Beneath Goldnigga‘s ostentation and dick-joke veneer there’s an urgent appeal for Afro-American unity – a theme which is helped by the album’s removal of Guess Who’s Knockin’ and apexes with 2gether’s pleas for the ending of “black-on-black genocide”. Sporting sax as smooth as Sade, the song’s serious message is sugared by soothing soft-jazz. It’s Steely Dan In The Hour Of Chaos. Slow, hip-hop Xanax that you can file under ‘Kenny G-funk’.
Gett Off single (1992)
On this Gett Off refix Prince may sing “I’m the one that lives in your heart” but for a ten year period Violet the Organ Grinder lived in my brain. At least once a week the chorus would bubble up out of my subconscious and loop incessantly, choking inner monologue. Forget ear-worms, this refrain is an ear-anaconda and just hearing the word ‘violet’, ‘organ’ or ‘grind’ was enough to put me in its hold for days. The hook is so powerful that it’s served neat for the first eight bars of the song. Twenty seconds of pure, undiluted acapella which, barring the vocal workouts of Solo and An Honest Man, only the anthemic 7 has attempted to replicate and even then with a dash of finger cymbals. Other Prince intros that deploy the acapella ($ from Lotusflower, a handful of songs on Rave Un2 the Joy Fantastic) usually manage no more than a couple of bars before the backing music clicks in like the dead-air trigger on radio stations. Violet the Organ Grinder stares you down daring you to interrupt. It’s a shame the track is buried on a maxi-single, lost in a sea of Gett Off iterations. The orchestral strings make up for its borrowed beat and it is one flute riff away from usurping the A-side. Maybe it’s too dangerous for mass consumption. Re-listening for the first time in years has resulted in the tourettes-like outbursts of “her name is Violet…” to return. The kraken has re-awoken and now taunting me with its mantra of “I’ll die, but I won’t go away”.

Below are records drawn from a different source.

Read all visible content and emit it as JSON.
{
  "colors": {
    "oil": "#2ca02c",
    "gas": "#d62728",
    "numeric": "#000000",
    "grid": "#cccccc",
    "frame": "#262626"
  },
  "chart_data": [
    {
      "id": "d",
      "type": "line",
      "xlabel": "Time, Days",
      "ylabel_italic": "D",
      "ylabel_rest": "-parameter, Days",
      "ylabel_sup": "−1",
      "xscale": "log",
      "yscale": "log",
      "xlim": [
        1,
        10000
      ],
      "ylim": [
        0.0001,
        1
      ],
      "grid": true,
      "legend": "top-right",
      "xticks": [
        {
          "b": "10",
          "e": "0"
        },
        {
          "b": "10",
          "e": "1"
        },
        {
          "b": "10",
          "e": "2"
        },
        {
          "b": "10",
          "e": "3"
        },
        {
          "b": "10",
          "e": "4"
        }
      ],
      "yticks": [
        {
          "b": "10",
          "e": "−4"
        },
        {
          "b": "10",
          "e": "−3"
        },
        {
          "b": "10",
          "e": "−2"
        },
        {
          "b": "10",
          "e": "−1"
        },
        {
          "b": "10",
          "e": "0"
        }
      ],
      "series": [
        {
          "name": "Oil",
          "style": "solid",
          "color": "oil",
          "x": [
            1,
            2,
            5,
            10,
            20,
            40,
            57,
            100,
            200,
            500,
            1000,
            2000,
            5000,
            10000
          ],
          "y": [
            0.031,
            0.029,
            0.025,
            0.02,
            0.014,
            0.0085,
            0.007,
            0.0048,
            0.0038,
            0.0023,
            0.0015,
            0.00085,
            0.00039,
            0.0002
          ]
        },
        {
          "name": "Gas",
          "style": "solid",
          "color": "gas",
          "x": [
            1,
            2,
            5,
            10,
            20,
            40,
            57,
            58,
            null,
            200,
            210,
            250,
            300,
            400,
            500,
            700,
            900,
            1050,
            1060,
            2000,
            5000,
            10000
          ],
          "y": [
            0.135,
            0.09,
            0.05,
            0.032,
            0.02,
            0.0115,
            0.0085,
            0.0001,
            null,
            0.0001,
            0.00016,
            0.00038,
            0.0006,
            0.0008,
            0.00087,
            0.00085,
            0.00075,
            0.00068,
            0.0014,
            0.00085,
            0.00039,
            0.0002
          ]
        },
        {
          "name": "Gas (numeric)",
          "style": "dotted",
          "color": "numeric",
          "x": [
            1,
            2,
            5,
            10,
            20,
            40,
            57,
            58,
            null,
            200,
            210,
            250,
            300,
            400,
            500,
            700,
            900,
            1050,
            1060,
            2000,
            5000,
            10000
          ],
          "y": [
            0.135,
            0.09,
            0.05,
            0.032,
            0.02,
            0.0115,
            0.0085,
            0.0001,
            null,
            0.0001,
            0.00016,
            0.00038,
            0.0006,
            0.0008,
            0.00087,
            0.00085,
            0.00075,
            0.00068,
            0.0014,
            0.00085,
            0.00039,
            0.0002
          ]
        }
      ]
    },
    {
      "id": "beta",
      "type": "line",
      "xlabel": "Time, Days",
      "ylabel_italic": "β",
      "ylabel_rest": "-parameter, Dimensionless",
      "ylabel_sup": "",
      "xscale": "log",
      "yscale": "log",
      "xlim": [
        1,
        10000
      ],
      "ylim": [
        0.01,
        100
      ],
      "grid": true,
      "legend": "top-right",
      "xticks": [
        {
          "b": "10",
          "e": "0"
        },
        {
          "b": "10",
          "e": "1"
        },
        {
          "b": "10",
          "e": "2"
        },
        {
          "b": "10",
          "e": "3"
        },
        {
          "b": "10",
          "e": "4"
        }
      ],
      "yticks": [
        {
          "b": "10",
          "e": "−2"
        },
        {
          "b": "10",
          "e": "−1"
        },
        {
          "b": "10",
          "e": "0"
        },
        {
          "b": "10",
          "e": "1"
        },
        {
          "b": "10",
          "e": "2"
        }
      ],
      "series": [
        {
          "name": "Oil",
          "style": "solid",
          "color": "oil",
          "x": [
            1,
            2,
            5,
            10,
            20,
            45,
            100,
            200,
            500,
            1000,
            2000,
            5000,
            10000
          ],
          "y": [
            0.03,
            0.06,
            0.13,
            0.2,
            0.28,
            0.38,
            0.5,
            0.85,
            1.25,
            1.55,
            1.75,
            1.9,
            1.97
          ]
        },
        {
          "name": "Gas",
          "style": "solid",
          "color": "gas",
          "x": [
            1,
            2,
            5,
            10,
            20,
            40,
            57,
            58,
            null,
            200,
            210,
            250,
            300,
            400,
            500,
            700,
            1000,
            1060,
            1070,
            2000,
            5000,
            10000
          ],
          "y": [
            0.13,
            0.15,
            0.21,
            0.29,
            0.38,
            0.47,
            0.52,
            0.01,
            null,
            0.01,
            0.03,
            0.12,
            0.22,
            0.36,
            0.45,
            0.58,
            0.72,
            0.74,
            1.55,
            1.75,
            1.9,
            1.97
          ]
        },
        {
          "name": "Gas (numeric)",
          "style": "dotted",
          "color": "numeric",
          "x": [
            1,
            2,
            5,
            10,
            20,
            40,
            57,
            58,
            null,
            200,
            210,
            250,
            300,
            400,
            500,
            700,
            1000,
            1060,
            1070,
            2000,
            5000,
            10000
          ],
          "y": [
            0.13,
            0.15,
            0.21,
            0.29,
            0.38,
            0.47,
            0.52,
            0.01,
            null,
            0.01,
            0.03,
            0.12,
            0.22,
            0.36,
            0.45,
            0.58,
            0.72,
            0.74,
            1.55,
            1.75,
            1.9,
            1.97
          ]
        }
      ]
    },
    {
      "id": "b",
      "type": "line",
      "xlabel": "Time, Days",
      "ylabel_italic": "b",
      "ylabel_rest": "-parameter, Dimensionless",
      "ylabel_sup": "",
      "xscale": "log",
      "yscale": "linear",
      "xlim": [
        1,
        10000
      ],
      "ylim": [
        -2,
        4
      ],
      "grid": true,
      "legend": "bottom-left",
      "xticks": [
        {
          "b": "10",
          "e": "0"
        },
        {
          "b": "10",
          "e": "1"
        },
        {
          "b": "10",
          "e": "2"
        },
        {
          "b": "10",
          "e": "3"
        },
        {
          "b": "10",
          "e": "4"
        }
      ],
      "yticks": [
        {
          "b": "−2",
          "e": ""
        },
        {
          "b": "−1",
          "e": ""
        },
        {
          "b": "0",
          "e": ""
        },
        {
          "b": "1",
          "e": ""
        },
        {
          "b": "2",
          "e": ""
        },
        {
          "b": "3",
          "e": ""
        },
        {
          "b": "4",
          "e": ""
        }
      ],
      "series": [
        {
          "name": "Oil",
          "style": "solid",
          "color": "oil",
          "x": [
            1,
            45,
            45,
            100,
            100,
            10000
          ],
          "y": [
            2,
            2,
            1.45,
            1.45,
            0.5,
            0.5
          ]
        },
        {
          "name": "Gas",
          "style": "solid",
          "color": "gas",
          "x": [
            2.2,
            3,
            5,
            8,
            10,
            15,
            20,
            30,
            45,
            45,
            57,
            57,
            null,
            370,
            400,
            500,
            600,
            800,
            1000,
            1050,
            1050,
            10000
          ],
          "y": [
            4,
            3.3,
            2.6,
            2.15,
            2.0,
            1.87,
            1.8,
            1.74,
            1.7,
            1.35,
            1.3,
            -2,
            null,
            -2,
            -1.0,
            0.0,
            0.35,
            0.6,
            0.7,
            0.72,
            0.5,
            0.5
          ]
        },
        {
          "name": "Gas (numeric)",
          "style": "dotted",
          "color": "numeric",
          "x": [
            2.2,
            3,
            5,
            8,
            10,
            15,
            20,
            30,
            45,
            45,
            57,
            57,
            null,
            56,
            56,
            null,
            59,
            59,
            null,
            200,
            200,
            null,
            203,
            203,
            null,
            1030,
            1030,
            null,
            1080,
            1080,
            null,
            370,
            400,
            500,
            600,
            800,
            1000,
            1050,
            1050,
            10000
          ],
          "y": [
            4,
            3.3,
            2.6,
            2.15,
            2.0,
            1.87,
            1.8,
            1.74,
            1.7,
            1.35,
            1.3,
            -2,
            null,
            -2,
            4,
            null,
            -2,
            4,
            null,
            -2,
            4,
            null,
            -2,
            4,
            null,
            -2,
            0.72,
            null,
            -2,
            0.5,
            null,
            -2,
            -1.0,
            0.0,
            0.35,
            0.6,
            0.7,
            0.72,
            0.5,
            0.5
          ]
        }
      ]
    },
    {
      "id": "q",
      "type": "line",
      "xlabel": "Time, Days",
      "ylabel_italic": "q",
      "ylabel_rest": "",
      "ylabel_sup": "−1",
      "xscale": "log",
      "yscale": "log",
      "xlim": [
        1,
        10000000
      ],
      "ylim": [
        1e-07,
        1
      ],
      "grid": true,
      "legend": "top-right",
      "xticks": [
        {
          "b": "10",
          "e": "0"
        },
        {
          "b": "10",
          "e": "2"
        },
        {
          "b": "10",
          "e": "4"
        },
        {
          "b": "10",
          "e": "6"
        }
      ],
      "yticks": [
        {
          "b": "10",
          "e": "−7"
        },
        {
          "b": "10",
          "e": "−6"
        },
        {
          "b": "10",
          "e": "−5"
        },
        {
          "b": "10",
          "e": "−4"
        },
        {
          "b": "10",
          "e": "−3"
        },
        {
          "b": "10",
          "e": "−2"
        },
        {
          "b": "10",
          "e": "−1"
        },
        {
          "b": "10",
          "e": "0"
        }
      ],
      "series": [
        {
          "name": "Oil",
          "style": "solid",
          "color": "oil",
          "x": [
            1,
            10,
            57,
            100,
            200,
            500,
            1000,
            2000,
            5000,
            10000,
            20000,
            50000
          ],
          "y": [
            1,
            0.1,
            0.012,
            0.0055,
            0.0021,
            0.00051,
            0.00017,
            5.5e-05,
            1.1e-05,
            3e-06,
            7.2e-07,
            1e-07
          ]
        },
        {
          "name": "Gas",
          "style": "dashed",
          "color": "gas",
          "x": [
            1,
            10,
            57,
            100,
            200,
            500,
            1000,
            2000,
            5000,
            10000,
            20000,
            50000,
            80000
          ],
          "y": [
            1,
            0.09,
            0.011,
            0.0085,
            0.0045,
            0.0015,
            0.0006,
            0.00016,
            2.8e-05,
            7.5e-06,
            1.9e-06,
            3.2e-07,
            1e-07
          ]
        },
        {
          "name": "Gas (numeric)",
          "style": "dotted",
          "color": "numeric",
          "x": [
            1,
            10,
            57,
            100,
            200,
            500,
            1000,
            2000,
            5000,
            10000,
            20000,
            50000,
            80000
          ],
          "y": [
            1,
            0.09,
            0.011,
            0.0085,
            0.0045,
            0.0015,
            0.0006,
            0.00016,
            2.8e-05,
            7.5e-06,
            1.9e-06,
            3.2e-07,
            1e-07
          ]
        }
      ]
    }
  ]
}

The Vault… Old Friends 4 Sale (1999)
Coated in irony and full of fisticuffs, catcalls, even a Mutley laugh, It’s About That Walk is Peach for the Vegas set. It’s one of the more immediate cuts on the Vault comp and like most fast burners it has a certain number of plays before it loses its charge. Even so, it still has the capacity to surprise, as I found out this morning when my run for a bus coincided with the breakdown two minutes in. I felt like Jack Kerouac’s character in the Dharma Bums running and leaping down the Matterhorn, invincible to gravity. And as it crescendoed into horns my feet left the ground and part of me’s still flying two hours later. Ooooo-wee!
Crystal Ball (1998)
Built from brisk horn stabs, varying vocal registers and a positive message of ‘you can make it if you try’, this is Prince at his most Sly and The Family Stone – an influence that’s confirmed by the liner notes citing the 1973 Fresh album as inspiration. Like the cartoon image of two midgets in a trench coat, Make Your Mama Happy masquerades as being double the size. It’s a two-minute song played twice, once with the vocal track and once without. A 7″ edit and an instrumental spliced together to pass unnoticed as a full length mix. It’s largely worked too as I’ve not seen this cut and shut job referenced anywhere but I’ve overlaid the two halves and, apart from the vocals, they really are identical. Whether this expediency was an artistic choice or a placeholder to be rerecorded later is not clear but as the tight, staccato funk is the highlight of this Crystal Ball track, hearing it unhindered is hardly a chore. It makes Mama, Papa and the whole Family Stone happy.